No recuerdo la fecha exacta, pero debió de ser en primero o en segundo de primaria cuando consulté un diccionario por primera vez. De la misma manera como me ocurre con la literatura, donde Viaje al centro de la Tierra y Drácula fueron las primeras dos novelas que leí, recuerdo muy bien las primeras dos palabras que busqué —«tifón» y «autómata»—, aunque ignoró cuáles fueron todas las que siguieron después. Lo que sí recuerdo es la sensación de pequeñez tras conocer el significado de la primera, seguido de la curiosidad mayor tras conocer el significado de la segunda.

El diccionario en cuestión era uno de esos básicos Larousse, que eran parte de la bibliografía asignada en las escuelas primarias y secundarias de donde yo vivía, allá entre mediados de los ochenta y principios de los noventa. No muy grueso, tampoco demasiado esotérico en sus definiciones, pero sí con las suficientes páginas y letra pequeña para intimidar a un niño. La consulta, recuerdo, fue durante una asignatura de lecturas en horario de clase, y me parece que aún conservo un poco del orgullo que sentí tras haber aprendido de manera intuitiva cómo utilizar aquel libro tan extraño. Como era común en ese entonces (y asumo sigue siendo común, pues hace dos décadas que no consulto uno de esos diccionarios), las últimas páginas estaban cargadas de ilustraciones sobre ciencias físicas y biológicas, maquinaria y figuras históricas. Para alguien ignorante de lo que existía más allá de su familia y su escuela, el diccionario se volvió una suerte de ventana con la cual ver planetas más lejanos a tan diminuto mundo. Pasé horas de mis ratos libres husmeando el significado de toda clase de palabras, aunque sobre la que más me interesaba, «autómata», no supe más. Años más tarde, mi familia adquirió dos enciclopedias. La Británica, con todo el peso de sus más de dos siglos, y la Hispánica, que era algo así como su prima pobre. Mis padres las compraron en un quiosco en un centro comercial, y cada una fue enviada a casa días más tarde, volúmenes y volúmenes que llenaron los espacios de una estantería enorme y necesitada de libros —que no fueran manuales de ingeniería— en el despacho de mi padre. Tal vez los demás en la familia consultaron alguna vez esos volúmenes, lo ignoro, pero yo los recuerdo para mí solo y tan solo para mí. Fueron el substituto lógico a las páginas del humilde diccionario básico Larousse. La manera de conocer los detalles y los aspectos de todo aquello que realmente me interesaba y que era incapaz de encontrar en el currículo de la escuela, o en los catálogos de bibliotecas y librerías. El primer artículo que consulté fue el relacionado a «autómata» —automaton en inglés—, el cual no era demasiado largo, pero sí mucho más extenso y elaborado que la definición encontrada años antes en las páginas del humilde Larousse: un sistema mecánico que imita el aspecto y movimientos del ser humano.

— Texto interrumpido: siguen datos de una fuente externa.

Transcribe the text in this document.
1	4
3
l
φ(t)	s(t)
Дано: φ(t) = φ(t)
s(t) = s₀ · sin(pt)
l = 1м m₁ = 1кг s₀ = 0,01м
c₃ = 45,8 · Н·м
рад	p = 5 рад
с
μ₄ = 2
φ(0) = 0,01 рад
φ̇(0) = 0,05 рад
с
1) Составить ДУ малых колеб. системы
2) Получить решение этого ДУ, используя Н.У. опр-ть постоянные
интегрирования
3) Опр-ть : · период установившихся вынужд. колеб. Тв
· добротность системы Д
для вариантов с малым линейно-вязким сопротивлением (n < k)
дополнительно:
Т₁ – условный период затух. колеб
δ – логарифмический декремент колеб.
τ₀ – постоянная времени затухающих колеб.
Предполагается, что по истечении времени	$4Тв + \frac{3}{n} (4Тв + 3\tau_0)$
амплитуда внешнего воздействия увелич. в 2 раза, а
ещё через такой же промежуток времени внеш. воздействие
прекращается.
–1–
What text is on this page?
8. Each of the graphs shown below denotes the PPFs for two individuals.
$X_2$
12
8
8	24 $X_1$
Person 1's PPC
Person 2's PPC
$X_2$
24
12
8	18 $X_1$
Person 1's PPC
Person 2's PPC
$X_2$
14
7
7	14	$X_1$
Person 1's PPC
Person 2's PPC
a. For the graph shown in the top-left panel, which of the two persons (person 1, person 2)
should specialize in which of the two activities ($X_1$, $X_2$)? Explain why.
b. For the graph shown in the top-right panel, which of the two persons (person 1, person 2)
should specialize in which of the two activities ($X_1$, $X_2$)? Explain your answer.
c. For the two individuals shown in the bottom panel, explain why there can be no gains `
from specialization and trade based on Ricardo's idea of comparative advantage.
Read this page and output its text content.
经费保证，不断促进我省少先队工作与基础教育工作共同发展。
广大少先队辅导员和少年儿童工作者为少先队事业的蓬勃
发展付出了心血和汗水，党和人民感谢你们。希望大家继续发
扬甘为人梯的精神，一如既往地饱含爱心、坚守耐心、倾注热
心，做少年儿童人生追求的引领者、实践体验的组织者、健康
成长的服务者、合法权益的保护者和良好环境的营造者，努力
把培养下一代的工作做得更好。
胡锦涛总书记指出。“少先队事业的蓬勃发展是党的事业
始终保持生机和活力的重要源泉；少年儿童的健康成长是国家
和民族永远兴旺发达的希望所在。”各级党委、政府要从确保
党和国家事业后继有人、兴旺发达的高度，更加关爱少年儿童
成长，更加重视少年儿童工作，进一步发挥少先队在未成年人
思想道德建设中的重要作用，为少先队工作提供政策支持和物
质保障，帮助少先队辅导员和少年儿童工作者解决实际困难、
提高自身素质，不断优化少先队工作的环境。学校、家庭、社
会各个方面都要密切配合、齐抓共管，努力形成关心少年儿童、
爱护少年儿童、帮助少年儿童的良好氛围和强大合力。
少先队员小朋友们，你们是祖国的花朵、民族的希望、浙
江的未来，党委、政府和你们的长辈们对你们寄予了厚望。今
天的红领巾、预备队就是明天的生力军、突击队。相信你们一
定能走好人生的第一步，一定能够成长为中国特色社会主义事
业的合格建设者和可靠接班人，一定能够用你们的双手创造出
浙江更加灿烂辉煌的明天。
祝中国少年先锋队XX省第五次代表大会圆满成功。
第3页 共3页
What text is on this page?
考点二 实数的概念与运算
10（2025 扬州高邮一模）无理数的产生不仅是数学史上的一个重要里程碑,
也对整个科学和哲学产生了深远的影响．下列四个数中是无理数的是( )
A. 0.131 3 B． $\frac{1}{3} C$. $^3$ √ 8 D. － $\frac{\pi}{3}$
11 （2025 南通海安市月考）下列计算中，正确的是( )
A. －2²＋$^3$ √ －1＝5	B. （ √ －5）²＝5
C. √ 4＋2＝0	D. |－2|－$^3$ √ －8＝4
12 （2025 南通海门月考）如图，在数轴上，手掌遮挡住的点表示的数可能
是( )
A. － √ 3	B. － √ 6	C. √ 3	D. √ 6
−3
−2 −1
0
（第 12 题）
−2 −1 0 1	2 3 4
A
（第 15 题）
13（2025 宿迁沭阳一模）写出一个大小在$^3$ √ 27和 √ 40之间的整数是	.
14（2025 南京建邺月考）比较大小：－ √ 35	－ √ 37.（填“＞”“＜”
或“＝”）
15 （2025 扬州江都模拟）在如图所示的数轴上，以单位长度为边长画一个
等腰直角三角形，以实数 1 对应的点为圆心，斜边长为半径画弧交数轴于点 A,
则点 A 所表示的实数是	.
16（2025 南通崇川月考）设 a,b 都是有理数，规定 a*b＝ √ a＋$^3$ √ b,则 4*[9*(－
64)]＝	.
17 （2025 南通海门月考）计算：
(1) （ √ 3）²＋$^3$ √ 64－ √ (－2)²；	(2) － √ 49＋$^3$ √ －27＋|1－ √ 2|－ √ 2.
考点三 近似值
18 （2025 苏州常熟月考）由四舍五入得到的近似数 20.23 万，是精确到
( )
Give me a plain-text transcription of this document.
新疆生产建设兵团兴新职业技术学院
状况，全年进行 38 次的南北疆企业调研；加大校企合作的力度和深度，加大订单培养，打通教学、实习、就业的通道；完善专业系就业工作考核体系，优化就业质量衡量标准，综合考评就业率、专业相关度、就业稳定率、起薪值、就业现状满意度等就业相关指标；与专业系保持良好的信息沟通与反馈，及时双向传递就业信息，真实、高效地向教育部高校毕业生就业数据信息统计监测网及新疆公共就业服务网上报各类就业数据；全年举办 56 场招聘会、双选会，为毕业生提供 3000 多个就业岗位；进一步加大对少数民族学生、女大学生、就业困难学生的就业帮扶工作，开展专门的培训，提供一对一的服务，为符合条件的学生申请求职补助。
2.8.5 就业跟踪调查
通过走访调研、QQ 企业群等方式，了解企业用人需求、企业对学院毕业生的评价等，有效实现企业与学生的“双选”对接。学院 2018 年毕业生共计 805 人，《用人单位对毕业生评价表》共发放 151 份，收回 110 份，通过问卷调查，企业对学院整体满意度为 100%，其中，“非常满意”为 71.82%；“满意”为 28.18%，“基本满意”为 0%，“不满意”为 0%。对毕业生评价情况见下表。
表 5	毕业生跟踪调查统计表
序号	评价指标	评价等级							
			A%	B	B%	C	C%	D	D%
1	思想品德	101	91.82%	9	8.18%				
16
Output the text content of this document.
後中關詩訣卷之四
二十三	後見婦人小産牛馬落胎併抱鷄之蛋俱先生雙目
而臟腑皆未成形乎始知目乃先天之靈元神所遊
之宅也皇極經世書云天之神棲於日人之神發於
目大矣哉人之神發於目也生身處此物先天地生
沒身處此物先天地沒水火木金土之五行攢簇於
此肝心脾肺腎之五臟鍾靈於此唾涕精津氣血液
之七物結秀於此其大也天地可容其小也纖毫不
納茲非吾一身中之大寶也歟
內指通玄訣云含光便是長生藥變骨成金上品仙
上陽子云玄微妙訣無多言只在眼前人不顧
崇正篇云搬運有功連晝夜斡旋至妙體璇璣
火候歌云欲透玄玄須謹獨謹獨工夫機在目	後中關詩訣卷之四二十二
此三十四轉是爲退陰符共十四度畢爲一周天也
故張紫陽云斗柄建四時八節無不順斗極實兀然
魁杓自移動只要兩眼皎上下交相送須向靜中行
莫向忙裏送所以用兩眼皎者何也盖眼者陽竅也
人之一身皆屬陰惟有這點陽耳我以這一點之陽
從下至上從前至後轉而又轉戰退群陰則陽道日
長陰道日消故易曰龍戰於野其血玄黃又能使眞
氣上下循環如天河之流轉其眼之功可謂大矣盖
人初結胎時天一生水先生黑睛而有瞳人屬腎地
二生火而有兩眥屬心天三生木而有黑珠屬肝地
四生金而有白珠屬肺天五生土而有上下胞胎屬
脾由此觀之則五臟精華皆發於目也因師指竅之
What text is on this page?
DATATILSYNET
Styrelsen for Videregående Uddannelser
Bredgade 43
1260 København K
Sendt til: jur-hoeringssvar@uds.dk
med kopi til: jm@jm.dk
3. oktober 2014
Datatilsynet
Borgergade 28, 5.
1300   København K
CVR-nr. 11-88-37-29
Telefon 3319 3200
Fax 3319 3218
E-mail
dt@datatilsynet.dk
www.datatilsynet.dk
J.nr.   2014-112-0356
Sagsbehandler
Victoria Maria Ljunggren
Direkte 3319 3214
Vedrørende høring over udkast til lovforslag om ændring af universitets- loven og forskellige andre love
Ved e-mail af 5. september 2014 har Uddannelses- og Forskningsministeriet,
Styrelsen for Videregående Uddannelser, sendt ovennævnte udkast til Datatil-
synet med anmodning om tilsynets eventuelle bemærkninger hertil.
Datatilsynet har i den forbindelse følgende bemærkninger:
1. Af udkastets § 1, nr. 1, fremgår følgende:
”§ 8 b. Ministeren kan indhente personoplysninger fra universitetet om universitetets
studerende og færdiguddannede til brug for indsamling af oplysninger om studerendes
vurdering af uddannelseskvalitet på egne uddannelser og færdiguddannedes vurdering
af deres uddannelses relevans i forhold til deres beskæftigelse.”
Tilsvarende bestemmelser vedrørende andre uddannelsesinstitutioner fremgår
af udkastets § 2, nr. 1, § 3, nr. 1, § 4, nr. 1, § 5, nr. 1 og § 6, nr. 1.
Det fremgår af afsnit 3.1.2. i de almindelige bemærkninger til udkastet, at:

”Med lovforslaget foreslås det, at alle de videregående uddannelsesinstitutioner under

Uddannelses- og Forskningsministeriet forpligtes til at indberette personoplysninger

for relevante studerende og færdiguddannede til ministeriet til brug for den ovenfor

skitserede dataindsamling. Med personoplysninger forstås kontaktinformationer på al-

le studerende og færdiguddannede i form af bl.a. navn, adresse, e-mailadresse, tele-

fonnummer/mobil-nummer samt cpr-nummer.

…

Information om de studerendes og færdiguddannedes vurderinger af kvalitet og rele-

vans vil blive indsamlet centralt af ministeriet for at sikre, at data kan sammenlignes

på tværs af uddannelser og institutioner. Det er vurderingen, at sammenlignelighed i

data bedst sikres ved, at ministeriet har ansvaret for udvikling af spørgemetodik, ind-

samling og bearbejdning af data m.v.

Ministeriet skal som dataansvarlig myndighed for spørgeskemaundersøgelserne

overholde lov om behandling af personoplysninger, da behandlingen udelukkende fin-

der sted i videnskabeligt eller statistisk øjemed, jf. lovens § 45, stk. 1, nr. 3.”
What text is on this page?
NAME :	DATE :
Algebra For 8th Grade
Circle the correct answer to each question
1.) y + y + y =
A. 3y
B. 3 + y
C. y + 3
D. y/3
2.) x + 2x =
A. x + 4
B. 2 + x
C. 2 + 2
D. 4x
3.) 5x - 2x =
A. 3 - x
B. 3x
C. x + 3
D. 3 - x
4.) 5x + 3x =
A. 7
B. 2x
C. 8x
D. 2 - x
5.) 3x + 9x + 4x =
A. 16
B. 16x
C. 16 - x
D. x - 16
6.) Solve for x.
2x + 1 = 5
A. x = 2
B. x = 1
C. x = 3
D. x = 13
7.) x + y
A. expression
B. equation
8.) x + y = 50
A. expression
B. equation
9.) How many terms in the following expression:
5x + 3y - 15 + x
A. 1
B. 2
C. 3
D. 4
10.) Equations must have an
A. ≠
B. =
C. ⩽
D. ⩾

Que pudiera encontrar una historia un poco más detallada sobre aquel asunto me llamó la atención. Mucho más, después de hacer consultas a otras ideas relacionadas al «autómata», por lo que me pareció que entre manos tenía una docena de libros con los que se podría comprender el absoluto de la realidad. ¿Quién estaba detrás de todo esto?

No fue sino hasta otros tantos años después, ya en la escuela secundaria, cuando aprendí la historia detrás del proyecto enciclopédico, que tiene sus raíces en la Historia Natural de Plinio, junto a otros títulos anteriores y posteriores. Comienza a formalizarse allá en el siglo dieciocho, con la Cyclopaedia de Ephraim Chambers de 1728, y toma aspecto definitivo poco después, en 1751, con la maravilla y el desencanto de la Encyclopédie, editada por Denis Diderot. Desencanto, pues Diderot —uno de los principales teóricos detrás del proyecto— la concibió como una respuesta secular a la educación religiosa que él mismo recibió bajo la observancia de los jesuitas. Maravilla, pues se alimentó del sentir de la Ilustración, que por aquellos tiempos prometía una era mucho más humanista, sensata y científica que, de una u otra manera, se ha materializado.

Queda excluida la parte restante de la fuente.